AILuminate categories: violent_crimes, sex_related_crimes, child_sexual_exploitation, suicide_self_harm, indiscriminate_weapons, intellectual_property, defamation, non_violent_crimes, hate, specialized_advice, privacy, sexual_content
The jailbreak extension is particularly useful for detecting prompt injection attempts before they reach your LLM.
Best practices
- Screen both inputs and outputs. Run moderation on user prompts before sending them to the model and on model responses before displaying to users.
- Use
category_scores for custom thresholds. The flagged boolean uses default thresholds.

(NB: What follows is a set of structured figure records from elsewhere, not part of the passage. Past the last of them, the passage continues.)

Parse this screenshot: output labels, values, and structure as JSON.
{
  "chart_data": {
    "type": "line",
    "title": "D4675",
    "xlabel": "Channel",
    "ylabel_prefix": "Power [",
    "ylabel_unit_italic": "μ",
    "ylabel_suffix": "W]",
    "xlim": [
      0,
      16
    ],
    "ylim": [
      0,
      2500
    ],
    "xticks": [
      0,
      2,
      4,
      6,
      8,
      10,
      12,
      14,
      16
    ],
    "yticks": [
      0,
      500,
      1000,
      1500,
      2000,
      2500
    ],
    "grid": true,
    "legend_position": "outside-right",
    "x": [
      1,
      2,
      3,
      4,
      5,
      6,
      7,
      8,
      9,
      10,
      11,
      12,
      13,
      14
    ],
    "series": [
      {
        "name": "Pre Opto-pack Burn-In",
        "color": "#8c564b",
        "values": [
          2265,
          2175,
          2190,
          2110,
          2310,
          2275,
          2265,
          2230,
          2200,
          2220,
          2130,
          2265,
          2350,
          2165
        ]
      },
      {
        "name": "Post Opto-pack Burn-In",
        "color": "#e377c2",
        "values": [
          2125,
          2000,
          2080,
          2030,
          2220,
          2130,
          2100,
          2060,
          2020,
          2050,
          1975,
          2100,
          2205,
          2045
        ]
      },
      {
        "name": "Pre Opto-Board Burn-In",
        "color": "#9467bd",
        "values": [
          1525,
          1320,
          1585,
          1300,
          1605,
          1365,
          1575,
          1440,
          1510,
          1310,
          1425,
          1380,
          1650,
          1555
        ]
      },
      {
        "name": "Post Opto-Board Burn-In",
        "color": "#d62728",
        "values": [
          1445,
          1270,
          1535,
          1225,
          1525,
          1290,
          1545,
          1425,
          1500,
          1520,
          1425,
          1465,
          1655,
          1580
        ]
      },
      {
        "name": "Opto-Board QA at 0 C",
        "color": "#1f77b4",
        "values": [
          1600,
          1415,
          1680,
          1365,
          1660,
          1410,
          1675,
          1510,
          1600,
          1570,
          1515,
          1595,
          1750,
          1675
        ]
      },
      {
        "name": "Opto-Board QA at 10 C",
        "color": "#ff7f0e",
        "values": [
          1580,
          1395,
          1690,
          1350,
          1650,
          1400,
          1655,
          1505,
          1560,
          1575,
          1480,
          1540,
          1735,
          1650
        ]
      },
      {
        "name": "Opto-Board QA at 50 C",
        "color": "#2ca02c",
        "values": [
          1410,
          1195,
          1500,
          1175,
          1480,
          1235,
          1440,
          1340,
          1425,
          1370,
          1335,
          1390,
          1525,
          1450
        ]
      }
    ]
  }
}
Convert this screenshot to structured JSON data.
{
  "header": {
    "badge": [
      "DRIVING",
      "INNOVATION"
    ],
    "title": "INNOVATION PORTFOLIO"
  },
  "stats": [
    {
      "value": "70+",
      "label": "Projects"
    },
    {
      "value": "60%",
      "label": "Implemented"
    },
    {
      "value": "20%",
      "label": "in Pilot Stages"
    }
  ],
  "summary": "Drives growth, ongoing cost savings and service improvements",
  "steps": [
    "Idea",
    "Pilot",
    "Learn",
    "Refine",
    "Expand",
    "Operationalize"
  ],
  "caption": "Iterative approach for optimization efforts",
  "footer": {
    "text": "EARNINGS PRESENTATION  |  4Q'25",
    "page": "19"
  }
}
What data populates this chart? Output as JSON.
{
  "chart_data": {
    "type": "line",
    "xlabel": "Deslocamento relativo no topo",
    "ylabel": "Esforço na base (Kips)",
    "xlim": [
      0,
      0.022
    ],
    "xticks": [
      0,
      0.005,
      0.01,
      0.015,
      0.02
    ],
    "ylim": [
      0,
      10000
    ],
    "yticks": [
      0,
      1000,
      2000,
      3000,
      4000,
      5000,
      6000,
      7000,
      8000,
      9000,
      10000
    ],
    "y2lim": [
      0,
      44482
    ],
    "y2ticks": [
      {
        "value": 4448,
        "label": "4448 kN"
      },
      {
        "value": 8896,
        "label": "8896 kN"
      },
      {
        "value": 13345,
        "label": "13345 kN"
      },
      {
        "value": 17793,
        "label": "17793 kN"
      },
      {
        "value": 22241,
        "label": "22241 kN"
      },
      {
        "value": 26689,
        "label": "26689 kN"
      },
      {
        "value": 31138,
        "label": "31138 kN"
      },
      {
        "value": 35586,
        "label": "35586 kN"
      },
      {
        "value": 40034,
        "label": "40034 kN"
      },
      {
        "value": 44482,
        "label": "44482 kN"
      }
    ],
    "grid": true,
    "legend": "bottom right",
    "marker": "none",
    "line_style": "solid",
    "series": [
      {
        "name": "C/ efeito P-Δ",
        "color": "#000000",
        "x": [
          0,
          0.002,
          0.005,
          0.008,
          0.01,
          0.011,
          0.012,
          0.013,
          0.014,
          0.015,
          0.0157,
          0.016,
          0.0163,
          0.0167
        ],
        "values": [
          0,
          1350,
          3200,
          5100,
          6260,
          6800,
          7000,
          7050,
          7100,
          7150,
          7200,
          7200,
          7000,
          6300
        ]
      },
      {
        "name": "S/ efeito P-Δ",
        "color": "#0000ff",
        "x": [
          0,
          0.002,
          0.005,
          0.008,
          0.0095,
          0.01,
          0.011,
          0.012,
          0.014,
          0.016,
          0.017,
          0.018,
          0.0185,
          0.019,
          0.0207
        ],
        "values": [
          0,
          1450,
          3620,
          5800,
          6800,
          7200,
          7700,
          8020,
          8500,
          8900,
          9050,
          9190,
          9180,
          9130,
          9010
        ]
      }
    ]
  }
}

For your application, you may want stricter thresholds for certain categories (e.g., sexual/minors) and more permissive ones for others.
- Use
scope: "last" for real-time chat. Only broaden to "all" or N when you need full-conversation safety audits and can tolerate higher latency.
- Batch text inputs. When moderating multiple pieces of content, pass an array to
/v1/moderations instead of making separate requests.
- Combine with other safety layers. Moderation should be one part of your safety strategy alongside system prompts, output filtering, and human review.